A new study by the researchers from Rutgers University in New Jersey showed that people who are more sensitive to others and have an intention to help others are usually displaying symptoms of depression than those who are not.

There are many talented, attractive and wealthy people who have fought against depression. The pop star Lady Gaga, the American actor Dwayne Johnson, Owen Wilson, who attempted suicide in 2007, the actor from ABC hit show 'Scandal' Kerry Washington, the creator of 'Harry Potter' world J. K. Rowling, the Indian actress who spoke about her tough days, Deepika Padukone and the Oscar-winning actor Heath Ledger from Batman series are among those survivors.

Although there are many options available on the internet to judge if someone is depressed or not, even the level of their depression, the New Jersey University researchers separately did an experiment on 350 individuals to understand their brain function.

They proceeded a personality test on them to know whether they were more "prosocial" or "individualist." Then they ran a survey on each participant to determine their depression level.

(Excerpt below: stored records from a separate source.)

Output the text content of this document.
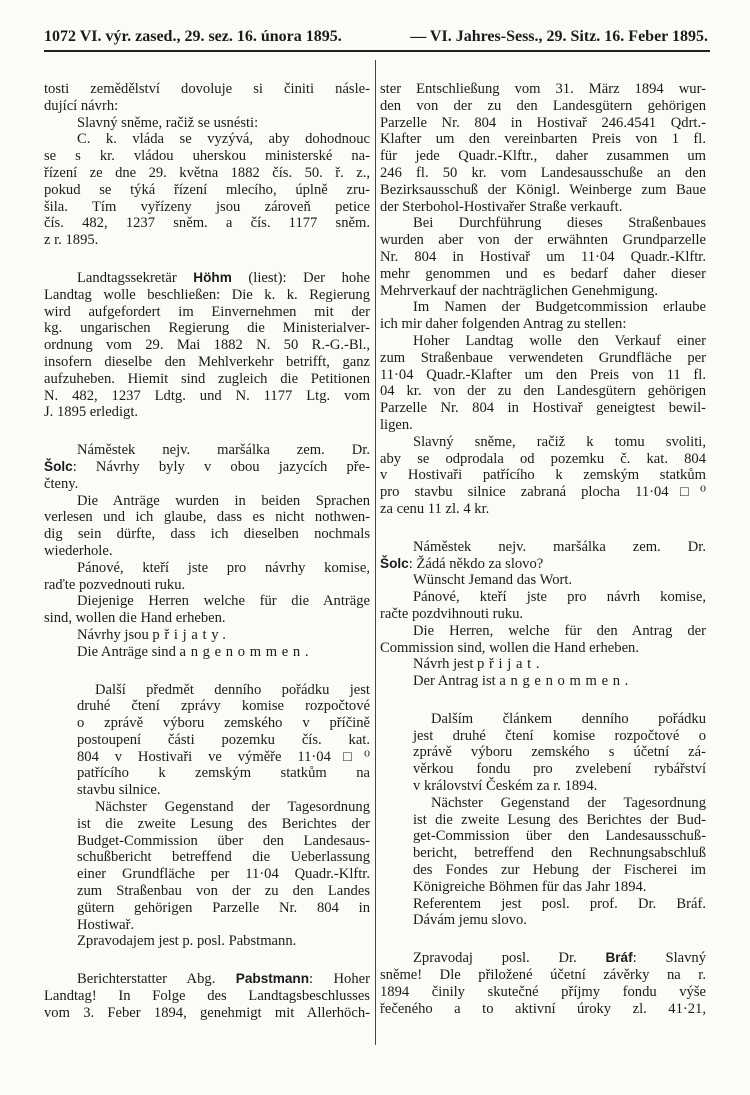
1072 VI. výr. zased., 29. sez. 16. února 1895.	— VI. Jahres-Sess., 29. Sitz. 16. Feber 1895.
tosti zemědělství dovoluje si činiti násle-
dující návrh:
Slavný sněme, račiž se usnésti:
C. k. vláda se vyzývá, aby dohodnouc
se s kr. vládou uherskou ministerské na-
řízení ze dne 29. května 1882 čís. 50. ř. z.,
pokud se týká řízení mlecího, úplně zru-
šila. Tím vyřízeny jsou zároveň petice
čís. 482, 1237 sněm. a čís. 1177 sněm.
z r. 1895.
Landtagssekretär Höhm (liest): Der hohe
Landtag wolle beschließen: Die k. k. Regierung
wird aufgefordert im Einvernehmen mit der
kg. ungarischen Regierung die Ministerialver-
ordnung vom 29. Mai 1882 N. 50 R.-G.-Bl.,
insofern dieselbe den Mehlverkehr betrifft, ganz
aufzuheben. Hiemit sind zugleich die Petitionen
N. 482, 1237 Ldtg. und N. 1177 Ltg. vom
J. 1895 erledigt.
Náměstek nejv. maršálka zem. Dr.
Šolc: Návrhy byly v obou jazycích pře-
čteny.
Die Anträge wurden in beiden Sprachen
verlesen und ich glaube, dass es nicht nothwen-
dig sein dürfte, dass ich dieselben nochmals
wiederhole.
Pánové, kteří jste pro návrhy komise,
raďte pozvednouti ruku.
Diejenige Herren welche für die Anträge
sind, wollen die Hand erheben.
Návrhy jsou přijaty.
Die Anträge sind angenommen.
Další předmět denního pořádku jest
druhé čtení zprávy komise rozpočtové
o zprávě výboru zemského v příčině
postoupení části pozemku čís. kat.
804 v Hostivaři ve výměře 11·04□⁰
patřícího k zemským statkům na
stavbu silnice.
Nächster Gegenstand der Tagesordnung
ist die zweite Lesung des Berichtes der
Budget-Commission über den Landesaus-
schußbericht betreffend die Ueberlassung
einer Grundfläche per 11·04 Quadr.-Klftr.
zum Straßenbau von der zu den Landes
gütern gehörigen Parzelle Nr. 804 in
Hostiwař.
Zpravodajem jest p. posl. Pabstmann.
Berichterstatter Abg. Pabstmann: Hoher
Landtag! In Folge des Landtagsbeschlusses
vom 3. Feber 1894, genehmigt mit Allerhöch-
ster Entschließung vom 31. März 1894 wur-
den von der zu den Landesgütern gehörigen
Parzelle Nr. 804 in Hostivař 246.4541 Qdrt.-
Klafter um den vereinbarten Preis von 1 fl.
für jede Quadr.-Klftr., daher zusammen um
246 fl. 50 kr. vom Landesausschuße an den
Bezirksausschuß der Königl. Weinberge zum Baue
der Sterbohol-Hostivařer Straße verkauft.
Bei Durchführung dieses Straßenbaues
wurden aber von der erwähnten Grundparzelle
Nr. 804 in Hostivař um 11·04 Quadr.-Klftr.
mehr genommen und es bedarf daher dieser
Mehrverkauf der nachträglichen Genehmigung.
Im Namen der Budgetcommission erlaube
ich mir daher folgenden Antrag zu stellen:
Hoher Landtag wolle den Verkauf einer
zum Straßenbaue verwendeten Grundfläche per
11·04 Quadr.-Klafter um den Preis von 11 fl.
04 kr. von der zu den Landesgütern gehörigen
Parzelle Nr. 804 in Hostivař geneigtest bewil-
ligen.
Slavný sněme, račiž k tomu svoliti,
aby se odprodala od pozemku č. kat. 804
v Hostivaři patřícího k zemským statkům
pro stavbu silnice zabraná plocha 11·04□⁰
za cenu 11 zl. 4 kr.
Náměstek nejv. maršálka zem. Dr.
Šolc: Žádá někdo za slovo?
Wünscht Jemand das Wort.
Pánové, kteří jste pro návrh komise,
račte pozdvihnouti ruku.
Die Herren, welche für den Antrag der
Commission sind, wollen die Hand erheben.
Návrh jest přijat.
Der Antrag ist angenommen.
Dalším článkem denního pořádku
jest druhé čtení komise rozpočtové o
zprávě výboru zemského s účetní zá-
věrkou fondu pro zvelebení rybářství
v království Českém za r. 1894.
Nächster Gegenstand der Tagesordnung
ist die zweite Lesung des Berichtes der Bud-
get-Commission über den Landesausschuß-
bericht, betreffend den Rechnungsabschluß
des Fondes zur Hebung der Fischerei im
Königreiche Böhmen für das Jahr 1894.
Referentem jest posl. prof. Dr. Bráf.
Dávám jemu slovo.
Zpravodaj posl. Dr. Bráf: Slavný
sněme! Dle přiložené účetní závěrky na r.
1894 činily skutečné příjmy fondu výše
řečeného a to aktivní úroky zl. 41·21,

According to Newsweek, in this experiment, while monitoring each participant's brain, researchers asked them to play a game in which all those individuals were supposed to allocate money. As a result, the experimenter came people with prosocial by nature rejected unfair deals and picked fair ones.

After the experiment when researchers did the survey on the participants, they saw that individuals from the prosocial group have displayed greater signs of depression. Later in that study, which was published in Nature Human Behavior in October 2017, the authors said that they differentiated all the participants by separating age, gender and social status.